Shockingly (not really), failure to expand Medicaid continues to cost poor Texans access to health insurance.
The Baker Institute at Rice University the Episcopal Health Foundation have released their latest issue brief on the latest results of the Health Reform Monitoring Survey, a quarterly survey which tracks the effects of the Affordable Care Act on individuals. The Institute and the Foundation implement the survey for Texas.
This report contains absolutely no surprises for anyone with more than three functioning brain cells and who hasn’t been living under a rock for the last five years.
First, the good news: The percentage of uninsured working-age adults (ages 18-64) estimated by the survey declined by nearly one third, from nearly 25 percent to 17 percent between September 2013 and March 2015. Most encouragingly, Hispanics – though still the higher proportion of uninsured in Texas – had the largest decline, with a drop of 38 percent.
This indicates that the health exchange model, supported by federal subsidies, is helping a large number of uninsured individuals get coverage.
The bad news of course, is that poor people who fall into “Medicaid gap” – those who earn income less than 100 percent of the poverty line necessary to obtain subsidies on the exchange, but higher than current Texas cutoffs for Medicaid -- are still left out in the cold. The memo notes that respondents under 138 percent of the poverty line have increased from roughly 63 percent to 67 percent of those uninsured in Texas. This change in the two surveys isn’t statistically distinct from zero, but almost surely understates the impact of the state’s failure to expand Medicaid, because individuals between 100-138 percent of the poverty line qualify for subsidies.
Two other nuggets in the report are of interest. First, the potential tax penalty for health insurance, also known as the individual mandate -- appears to have some effect on driving the uninsured to seek insurance. More than half (53 percent) of uninsured respondents say that the prospect of a fine for not purchasing insurance is “somewhat” or “very” important to them. (Note that the IRS is waiving the fine for households that fall into the “Medicaid gap.”

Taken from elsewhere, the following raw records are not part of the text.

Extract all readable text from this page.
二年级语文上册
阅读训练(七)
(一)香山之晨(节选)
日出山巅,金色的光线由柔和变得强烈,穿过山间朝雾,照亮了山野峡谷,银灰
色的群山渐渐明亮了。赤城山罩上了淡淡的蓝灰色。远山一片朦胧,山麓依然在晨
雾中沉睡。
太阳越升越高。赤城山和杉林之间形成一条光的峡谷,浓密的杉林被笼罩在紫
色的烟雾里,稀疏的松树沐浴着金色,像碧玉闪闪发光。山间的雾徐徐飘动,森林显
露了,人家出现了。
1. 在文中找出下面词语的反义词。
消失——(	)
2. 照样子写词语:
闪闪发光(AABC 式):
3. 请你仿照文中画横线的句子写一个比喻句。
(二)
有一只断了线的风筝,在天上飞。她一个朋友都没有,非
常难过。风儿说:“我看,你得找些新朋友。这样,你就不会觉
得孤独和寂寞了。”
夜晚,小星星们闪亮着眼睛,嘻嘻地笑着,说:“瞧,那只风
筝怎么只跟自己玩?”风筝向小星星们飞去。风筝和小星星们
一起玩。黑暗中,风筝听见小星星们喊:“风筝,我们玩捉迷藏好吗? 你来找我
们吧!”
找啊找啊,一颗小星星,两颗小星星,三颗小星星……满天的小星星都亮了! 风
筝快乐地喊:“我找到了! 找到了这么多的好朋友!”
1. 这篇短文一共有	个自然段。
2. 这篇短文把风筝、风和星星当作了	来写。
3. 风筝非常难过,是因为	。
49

Finally, uninsured respondents overwhelming say that they can’t purchase insurance because they can’t afford it (57 percent) instead of because they don’t want it (17 percent). That’s useful because it undermines (again) the talking point that uninsured people are satisfied in their current state and that the government should just butt out.
To sum up then: Texans generally want health insurance, the ACA is effective in helping them get insurance, and the ACA would help a lot more Texans get insurance if the state were to expand Medicaid. Absolutely all these things were predicted by proponents of Obamacare.